Auf der Bühne des Hauses für Mozart wurde heftig getrauert, 90 Minuten mehr oder weniger durchgehend, bei der Neuproduktion von Christoph Willibald Glucks „Orfeo ed Euridice“. Und anschließend wurde gefeiert, weil Cecilia Bartoli, die Chefin des Festivals, die Protagonistin, der kreative Wirbelwind, zur Kammersängerin ernannt wurde. War auch höchste Zeit – dass Bartoli diesen Ehrentitel erhielt und dass eine solche Verleihung zum ersten Mal überhaupt in Salzburg stattfand.
Das Werk
In diesem Jahr also „Orfeo ed Euridice“ zum Fest des Heiligen Geistes, passt nicht schlecht. Orfeo kriegt von den Göttern die Ausnahmegenehmigung, zu seiner Frau in die Unterwelt hinabzusteigen, um sie ins Leben zurückzuholen. Dafür muss er zunächst die Furien mit seinem Gesang besänftigen (nur so nebenbei: Gibt es eigentlich Melodien gegen den Furor unserer Zeit?). Er findet den richtigen Ton, sucht und trifft auf Euridice, hält sich jedoch nicht an eine wesentliche Vorgabe: sich ihr nicht zuzuwenden. Daher: alle tot. Zumindest in der in Salzburg gespielten Fassung (Parma, 1769), die ein Happy-end verweigert. Ja, die Götter können unerbittlich sein.

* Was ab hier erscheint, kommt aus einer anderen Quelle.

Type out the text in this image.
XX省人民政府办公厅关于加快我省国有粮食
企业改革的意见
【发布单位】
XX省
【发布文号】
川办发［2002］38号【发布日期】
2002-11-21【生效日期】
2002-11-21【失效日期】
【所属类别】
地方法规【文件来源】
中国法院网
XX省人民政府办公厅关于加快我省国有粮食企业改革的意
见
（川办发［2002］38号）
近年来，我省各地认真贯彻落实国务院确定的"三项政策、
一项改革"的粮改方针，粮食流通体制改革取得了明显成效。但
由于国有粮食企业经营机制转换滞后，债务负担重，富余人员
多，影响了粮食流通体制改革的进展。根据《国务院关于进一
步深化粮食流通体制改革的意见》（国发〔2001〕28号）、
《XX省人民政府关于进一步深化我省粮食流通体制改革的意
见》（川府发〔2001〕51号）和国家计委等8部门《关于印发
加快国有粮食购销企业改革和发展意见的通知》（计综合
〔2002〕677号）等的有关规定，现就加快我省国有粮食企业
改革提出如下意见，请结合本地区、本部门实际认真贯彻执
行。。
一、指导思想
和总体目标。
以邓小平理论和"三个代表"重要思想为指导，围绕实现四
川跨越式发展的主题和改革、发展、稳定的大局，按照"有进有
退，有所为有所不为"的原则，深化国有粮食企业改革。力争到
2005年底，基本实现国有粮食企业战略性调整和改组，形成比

Das Problem an dieser Oper, die musikalisch so traumhaft schön ist: Sie ist dramaturgisch nicht die beste. Philosophisch, psychologisch, mythologisch steckt so unendlich viel in diesem Werk, die Erzählungstruktur grenzt jedoch an Fadesse. Da braucht es schon einen Regisseur wie Romeo Castellucci, der einst bei den Wiener Festwochen und in Brüssel die Reise in die Unterwelt als jene zu einer Wachkomapatientin zeigte – und deren Reaktionen auf die Musik per Live-Video auf die Bühne brachte.
Die Inszenierung
Der nunmehrige Regisseur, Christof Loy, reduziert die bereits so stark vorhandene Reduktion auf die reine Essenz, sodass nur noch wenig übrigbleibt. Das ist, wie immer bei Loy, elegant und stilvoll. Aber ganz ohne Überbau ist dieses Werk szenisch kraftlos.
Die Optik
Die Bühne (Johannes Leiacker) ist braun getäfelt, eine Treppe führt zu einem großen weißen Portal, wie zum Licht am Ende des Tunnels. Choristen (famos: Il canto di Orfeo) und auch Cecilia Bartoli tragen schwarze Traueranzüge, die Damen in der Unterwelt sind bunt gewandet. Es wird würdevoll gestanden, geschritten und getanzt, in einer Choreografie des Regisseurs, deren Bewegungen unerklärlich bleiben. Wer eineinhalb Stunden Auszeit von unserer lauten Welt will, wird das sicher mögen.
Die Kammersängerin
Fabelhaft ist Bartoli als Orfeo, sie spielt den Trauernden mit größter Intensität, man sieht das Leiden die ganze Aufführung hindurch. Und sängerisch berührt sie gleichermaßen mit expressiven Ausbrüchen und zart-lyrischen, verinnerlichten Passagen. Allerdings ist der Orfeo, den sie nun zum ersten Mal sang und der Legato und schöne Kantilenen verlangt, nicht ihre beste Partie, weil sie etwa ihre hohe Kunst der Koloraturen nicht ausspielen kann. Aber Bartoli bildet dennoch auch hier ihren eigenen Maßstab. Mélissa Petit beeindruckt als Euridice, und auch Madison Nonoa ist in der kleinen Rolle des Amore gut besetzt. Mehr Solisten gibt’s nicht.
Gianluca Capuano dirigiert das Orchester Les Musiciens du Prince aus Monaco, wo Bartoli seit dieser Saison auch Operndirektorin ist. Die musikalische Gestaltung ist fein differenziert, der Klang farbenreich, in manchen Sequenzen hätte man sich mehr Power gewünscht.
Das Publikum dankte der Kammersängerin mit Standing Ovations. Sie bildet definitiv die beste Koalition mit den Festspielen.